The goal is to transform the data G_val
so that the transformed data have the same distribution as O_val
which is unknown to us. In the CDF-t method, it is implicitly assumed that the evolution of the GCM data distributions from a time period to another would also makes sense for the evolution of the observation distributions (Vrac et al. 2012). It means that there exists a same transformation that turns the distribution of O_cal
into the distribution of O_val
and that turns distribution of G_cal
into the distribution of G_val
. For our example, we apply a linear transformation such that from calibration period to the validation period, the variance of the distribution has been multiplied by 102 and its mean has been multiplied by 10 and then increased by 3. In the toy example, the GCM datasets, G_cal
and G_val
are constructed from a uniform distribution where as the observational datasets, O_cal and O_val, are constructed using a Gaussian distribution.

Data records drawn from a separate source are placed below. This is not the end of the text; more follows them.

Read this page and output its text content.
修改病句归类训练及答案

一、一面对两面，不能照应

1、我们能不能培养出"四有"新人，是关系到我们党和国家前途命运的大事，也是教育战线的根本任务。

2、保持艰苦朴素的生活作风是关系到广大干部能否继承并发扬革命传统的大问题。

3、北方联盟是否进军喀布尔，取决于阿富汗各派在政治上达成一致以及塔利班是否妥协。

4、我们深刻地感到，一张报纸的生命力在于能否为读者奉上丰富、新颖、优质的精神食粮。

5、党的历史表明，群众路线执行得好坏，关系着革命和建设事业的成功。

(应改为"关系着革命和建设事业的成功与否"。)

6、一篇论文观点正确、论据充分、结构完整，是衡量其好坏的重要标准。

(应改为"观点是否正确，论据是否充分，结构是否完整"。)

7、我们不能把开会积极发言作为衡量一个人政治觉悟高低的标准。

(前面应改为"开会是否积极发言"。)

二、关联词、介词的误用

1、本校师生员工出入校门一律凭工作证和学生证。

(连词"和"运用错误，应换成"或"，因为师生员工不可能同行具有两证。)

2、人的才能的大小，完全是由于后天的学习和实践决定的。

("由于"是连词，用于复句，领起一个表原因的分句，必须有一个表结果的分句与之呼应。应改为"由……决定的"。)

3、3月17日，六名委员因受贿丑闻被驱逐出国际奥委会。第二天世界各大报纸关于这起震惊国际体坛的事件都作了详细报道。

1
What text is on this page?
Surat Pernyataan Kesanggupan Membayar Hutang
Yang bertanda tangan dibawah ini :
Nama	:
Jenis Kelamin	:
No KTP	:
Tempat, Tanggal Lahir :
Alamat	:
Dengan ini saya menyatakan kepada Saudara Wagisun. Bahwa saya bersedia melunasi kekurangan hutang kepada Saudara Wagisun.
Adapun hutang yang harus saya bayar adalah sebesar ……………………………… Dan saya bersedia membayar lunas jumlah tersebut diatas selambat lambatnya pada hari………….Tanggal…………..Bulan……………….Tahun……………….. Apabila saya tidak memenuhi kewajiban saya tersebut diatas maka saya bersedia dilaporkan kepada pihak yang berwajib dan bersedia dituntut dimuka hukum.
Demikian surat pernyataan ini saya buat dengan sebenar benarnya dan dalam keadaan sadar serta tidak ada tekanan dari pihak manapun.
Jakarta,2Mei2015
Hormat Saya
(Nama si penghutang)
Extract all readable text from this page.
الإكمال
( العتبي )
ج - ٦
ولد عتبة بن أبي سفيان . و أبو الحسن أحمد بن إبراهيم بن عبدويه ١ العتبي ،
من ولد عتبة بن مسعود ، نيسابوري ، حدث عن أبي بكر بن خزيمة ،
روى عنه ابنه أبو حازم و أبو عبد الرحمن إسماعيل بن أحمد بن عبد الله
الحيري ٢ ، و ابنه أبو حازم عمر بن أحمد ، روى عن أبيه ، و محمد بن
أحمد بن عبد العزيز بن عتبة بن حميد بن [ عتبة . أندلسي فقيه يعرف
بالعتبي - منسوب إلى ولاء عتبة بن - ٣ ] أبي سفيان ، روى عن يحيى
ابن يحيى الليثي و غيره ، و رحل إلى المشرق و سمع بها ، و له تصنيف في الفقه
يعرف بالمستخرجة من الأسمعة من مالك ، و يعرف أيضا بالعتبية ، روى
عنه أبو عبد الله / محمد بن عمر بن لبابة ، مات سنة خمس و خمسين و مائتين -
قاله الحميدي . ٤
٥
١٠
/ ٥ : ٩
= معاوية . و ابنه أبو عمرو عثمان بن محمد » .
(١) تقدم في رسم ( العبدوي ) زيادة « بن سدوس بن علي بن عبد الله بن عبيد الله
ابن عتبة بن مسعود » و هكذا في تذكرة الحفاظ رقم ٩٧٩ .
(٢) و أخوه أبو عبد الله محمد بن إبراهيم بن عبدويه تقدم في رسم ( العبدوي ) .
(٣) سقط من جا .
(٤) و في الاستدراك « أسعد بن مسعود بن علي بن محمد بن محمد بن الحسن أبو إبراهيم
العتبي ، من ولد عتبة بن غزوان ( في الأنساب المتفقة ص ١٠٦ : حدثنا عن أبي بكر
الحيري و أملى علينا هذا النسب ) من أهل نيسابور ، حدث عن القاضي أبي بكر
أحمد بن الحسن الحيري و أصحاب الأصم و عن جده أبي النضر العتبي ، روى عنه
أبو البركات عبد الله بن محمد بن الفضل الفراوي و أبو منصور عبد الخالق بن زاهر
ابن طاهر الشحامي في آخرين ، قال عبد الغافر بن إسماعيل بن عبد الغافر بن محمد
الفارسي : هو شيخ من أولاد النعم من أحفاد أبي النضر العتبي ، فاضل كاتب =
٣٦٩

set.seed(1) # randon number generator seed for reproducibility
ndat <- 5000
G_cal <- runif(ndat, min = -10, max = 10)
G_val <- runif(ndat, min = -10, max = 10) * 10 + 3
O_cal <- rnorm(ndat, mean = 1, sd = 2)
O_val <- rnorm(ndat, mean = 1, sd = 2) * 10 + 3
# Example of a case where CDF-t is not expected to behave properly:
# ndat <- 5000
# G_cal <- runif(ndat, min = -10, max = 10)
# G_val <- runif(ndat, min = -10, max = 10) * 10 + 3
# O_cal <- rnorm(ndat, mean = 11, sd = 2)
# O_val <- rnorm(ndat, mean = 11, sd = 2) * 10 + 3
Here are the empirical distributions of the simulated data represented by histograms.
par(mfrow = c(2,2))
ylim = c(0, 0.15)
breaks <- hist(c(O_cal, G_cal, O_val, G_val), breaks ="Scott", plot = FALSE)$breaks
hist(G_cal, breaks = breaks, freq = FALSE, border = "grey", ylim = ylim)
hist(O_cal, breaks = breaks, freq = FALSE, border = "black", ylim = ylim)
hist(G_val, breaks = breaks, freq = FALSE, border = "brown", ylim = ylim)
hist(O_val, breaks = breaks, freq = FALSE, border = "red", ylim = ylim)
The empirical distributions of the simulated data can also be represented by cumulative distribution functions.
par(mfrow = c(1, 1))
plot(ecdf(G_val), col = "brown", lwd = 2, xlim = range(O_cal, G_cal, O_val, G_val), main = "Empirical Cumulative Distribution Function")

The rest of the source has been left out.